Patti Smith é uma destas figuras a quem precisamos chamar de artista porque seu projeto pessoal ultrapassa e muito as fronteiras da música. Estarei tratando aqui de um álbum ímpar em sua carreira – Twelve (2007), uma obra de 12 canções cover. Muitas delas, há que se dizer, tão boas ou melhores que as versões originais.  Mas não importa que tenham sido compostas, concebidas e cantadas por outros artistas – cada faixa ali é uma canção de Patti.

A voz marcante da cantora dá nova vida e transparência a Are You Experienced?, de Jimmy Hendrix  e emenda com a canção mais famosa do Tears For Fears, Everybody Wants to Rule the World em uma interpretação bastante passional e ainda mais bonita que a original. As duas faixas de abertura são seguidas por uma triste Helpless, de Neil Young, e Gimmie Shelter dos Rolling Stones – que cai, diga-se de passagem, como uma luva em sua voz enrouquecida.

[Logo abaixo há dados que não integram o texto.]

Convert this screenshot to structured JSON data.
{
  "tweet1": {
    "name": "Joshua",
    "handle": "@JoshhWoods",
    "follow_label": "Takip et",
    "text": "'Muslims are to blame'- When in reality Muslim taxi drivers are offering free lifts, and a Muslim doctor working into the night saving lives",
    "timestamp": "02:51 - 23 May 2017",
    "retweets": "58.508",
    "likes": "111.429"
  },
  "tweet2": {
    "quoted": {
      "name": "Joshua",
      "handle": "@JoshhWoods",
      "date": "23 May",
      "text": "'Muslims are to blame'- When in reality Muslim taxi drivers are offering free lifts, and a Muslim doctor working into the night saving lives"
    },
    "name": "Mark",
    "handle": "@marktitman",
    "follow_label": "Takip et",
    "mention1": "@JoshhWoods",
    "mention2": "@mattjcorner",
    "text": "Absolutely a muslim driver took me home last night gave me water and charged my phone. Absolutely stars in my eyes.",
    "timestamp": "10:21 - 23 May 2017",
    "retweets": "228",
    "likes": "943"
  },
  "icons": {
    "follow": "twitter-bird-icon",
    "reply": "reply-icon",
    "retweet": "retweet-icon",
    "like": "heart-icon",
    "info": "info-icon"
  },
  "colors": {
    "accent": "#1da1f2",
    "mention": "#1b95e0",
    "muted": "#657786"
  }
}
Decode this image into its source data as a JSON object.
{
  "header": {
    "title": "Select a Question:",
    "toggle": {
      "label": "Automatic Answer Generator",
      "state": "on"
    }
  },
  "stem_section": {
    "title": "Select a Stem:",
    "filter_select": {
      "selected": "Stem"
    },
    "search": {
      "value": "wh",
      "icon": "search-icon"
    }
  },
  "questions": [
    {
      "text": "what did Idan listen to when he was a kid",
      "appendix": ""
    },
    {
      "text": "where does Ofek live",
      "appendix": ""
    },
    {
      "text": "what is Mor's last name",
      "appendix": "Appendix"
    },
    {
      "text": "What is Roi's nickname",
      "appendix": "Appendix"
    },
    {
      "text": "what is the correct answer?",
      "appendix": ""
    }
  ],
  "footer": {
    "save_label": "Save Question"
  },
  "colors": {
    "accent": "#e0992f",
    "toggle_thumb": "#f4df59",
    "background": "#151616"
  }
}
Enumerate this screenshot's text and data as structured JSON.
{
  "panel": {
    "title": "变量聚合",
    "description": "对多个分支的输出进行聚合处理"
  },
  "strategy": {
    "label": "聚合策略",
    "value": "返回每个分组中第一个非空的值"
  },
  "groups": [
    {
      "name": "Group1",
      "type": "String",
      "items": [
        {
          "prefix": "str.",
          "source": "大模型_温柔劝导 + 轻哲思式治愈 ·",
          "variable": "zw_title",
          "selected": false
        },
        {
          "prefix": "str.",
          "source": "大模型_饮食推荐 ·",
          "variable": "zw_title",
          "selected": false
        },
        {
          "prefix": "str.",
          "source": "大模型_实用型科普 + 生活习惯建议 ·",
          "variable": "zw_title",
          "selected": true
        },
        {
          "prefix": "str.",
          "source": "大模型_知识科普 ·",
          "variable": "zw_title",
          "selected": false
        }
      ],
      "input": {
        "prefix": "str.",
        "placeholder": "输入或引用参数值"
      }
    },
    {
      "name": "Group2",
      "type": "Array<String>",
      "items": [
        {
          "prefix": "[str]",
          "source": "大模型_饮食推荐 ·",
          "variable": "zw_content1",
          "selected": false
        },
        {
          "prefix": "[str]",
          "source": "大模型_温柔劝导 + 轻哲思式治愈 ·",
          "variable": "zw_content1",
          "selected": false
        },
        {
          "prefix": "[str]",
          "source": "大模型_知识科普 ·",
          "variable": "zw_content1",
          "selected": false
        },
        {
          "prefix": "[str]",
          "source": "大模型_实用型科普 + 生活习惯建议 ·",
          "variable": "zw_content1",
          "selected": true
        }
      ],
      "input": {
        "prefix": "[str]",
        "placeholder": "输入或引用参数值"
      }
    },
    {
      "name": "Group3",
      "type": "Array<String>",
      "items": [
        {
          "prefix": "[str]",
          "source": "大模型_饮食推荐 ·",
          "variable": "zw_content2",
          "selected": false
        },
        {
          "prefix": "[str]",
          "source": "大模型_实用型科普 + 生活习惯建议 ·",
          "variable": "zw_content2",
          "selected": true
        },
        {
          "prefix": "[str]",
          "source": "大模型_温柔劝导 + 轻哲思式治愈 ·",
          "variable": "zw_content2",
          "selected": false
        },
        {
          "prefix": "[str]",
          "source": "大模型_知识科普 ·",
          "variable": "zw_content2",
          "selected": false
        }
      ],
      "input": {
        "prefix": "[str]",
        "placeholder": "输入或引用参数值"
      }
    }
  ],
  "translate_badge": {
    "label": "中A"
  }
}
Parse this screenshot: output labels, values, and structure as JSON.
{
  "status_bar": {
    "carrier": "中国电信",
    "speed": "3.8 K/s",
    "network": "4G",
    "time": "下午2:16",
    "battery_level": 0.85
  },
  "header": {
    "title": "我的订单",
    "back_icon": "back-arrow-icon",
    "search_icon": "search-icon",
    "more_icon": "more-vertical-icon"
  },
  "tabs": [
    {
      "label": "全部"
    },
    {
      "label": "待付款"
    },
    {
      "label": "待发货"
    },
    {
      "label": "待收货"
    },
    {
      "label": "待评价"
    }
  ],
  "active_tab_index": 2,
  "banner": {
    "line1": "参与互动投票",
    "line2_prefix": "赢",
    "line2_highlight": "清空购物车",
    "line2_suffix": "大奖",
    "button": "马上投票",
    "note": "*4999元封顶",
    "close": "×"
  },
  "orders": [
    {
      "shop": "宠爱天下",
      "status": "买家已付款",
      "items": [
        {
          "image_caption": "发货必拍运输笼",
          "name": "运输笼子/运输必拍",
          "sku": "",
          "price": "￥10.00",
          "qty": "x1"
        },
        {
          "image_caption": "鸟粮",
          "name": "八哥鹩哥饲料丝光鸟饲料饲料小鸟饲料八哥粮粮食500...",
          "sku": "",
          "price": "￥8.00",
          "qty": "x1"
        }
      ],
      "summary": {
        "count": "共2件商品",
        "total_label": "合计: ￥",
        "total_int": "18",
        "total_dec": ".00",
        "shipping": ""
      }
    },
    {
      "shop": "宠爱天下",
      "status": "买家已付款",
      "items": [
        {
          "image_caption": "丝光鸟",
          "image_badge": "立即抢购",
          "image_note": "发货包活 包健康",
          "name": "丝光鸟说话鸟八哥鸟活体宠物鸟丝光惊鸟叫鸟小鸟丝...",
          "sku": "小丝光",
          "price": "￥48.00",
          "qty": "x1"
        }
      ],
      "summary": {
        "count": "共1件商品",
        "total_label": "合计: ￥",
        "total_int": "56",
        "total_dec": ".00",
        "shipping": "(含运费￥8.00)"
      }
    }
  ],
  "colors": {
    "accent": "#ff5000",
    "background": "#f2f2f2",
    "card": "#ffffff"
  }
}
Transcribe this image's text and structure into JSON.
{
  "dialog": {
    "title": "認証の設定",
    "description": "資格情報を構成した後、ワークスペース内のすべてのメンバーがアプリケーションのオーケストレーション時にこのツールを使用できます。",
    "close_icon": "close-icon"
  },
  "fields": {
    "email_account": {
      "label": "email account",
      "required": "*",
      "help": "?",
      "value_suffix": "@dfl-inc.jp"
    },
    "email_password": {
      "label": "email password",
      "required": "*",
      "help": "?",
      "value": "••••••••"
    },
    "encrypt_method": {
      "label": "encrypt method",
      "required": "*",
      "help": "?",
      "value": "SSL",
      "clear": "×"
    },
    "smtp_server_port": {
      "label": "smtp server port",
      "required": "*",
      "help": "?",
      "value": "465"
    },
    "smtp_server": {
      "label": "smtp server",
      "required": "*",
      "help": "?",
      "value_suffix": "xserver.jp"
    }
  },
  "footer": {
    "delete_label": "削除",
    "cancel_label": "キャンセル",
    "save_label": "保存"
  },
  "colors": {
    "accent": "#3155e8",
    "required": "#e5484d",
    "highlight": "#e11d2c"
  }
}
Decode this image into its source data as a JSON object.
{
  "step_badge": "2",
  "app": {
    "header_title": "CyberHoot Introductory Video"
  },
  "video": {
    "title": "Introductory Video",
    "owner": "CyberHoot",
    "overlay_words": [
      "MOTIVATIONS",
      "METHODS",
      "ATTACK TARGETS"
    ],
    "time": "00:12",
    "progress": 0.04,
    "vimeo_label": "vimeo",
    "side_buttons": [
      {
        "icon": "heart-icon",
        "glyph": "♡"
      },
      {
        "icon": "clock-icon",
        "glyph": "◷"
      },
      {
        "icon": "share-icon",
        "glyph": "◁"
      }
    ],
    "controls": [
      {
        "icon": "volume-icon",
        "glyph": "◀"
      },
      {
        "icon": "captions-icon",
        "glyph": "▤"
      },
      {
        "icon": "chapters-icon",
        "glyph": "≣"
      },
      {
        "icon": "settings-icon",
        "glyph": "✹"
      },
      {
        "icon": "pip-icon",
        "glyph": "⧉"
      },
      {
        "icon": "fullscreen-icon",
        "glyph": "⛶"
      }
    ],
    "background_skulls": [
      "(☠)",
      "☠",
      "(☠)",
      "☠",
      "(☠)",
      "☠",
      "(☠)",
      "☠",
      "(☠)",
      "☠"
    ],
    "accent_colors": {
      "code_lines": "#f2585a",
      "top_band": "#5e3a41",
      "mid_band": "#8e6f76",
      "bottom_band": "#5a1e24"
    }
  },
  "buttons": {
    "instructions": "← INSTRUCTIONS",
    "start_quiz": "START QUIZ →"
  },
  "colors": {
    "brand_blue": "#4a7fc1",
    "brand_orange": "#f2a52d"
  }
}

Within You Without You, um pouco negligenciada pelos Beatles, se transforma em canção de destaque (importante anotar como a voz da cantora lembra propositalmente a voz de Harrison nesta faixa).  Patti ainda faz covers de White Rabbit (Jefferson Airplane ), a excelente Changing of the Guards (Dylan), The Boy in the Bubble (Paul Simon) e Soul Kitchen (The Doors).  A parte final do álbum é um espetáculo a parte com uma versão linda de Smells Like Teen Spirit (Nirvana) que consegue ser sensacional mesmo não lembrando em quase nada a versão original, Midnight Rider (The Allman Brothers Band), Pastime Paradise (Stevie Wonder) e a lindíssima Everybody Hurts do R.E.M.

Twelve é, em alguma medida, uma espécie de “breve história da música ocidental no século XX”. Afinal, em que outro trabalho a combinação de Hendrix, Dylan, Tears For Fears, The Beatles, Neil Young, The Rolling Stones, Nirvana e outros faria tanto sentido?

É preciso, no entanto, dar a César o que é de César. Se Patti Smith entrega um trabalho vocal impecável, como já lhe é característico, sua banda nos presenteia com um trabalho instrumental de altíssimo nível cheia de clarinetes, acordeons, banjos, tambores além de outros instrumentos clássicos muito bem manejados.

Twelve é obra obrigatória na biblioteca musical de qualquer apaixonado por música, e também, devo dizer, dos apaixonados por sua história.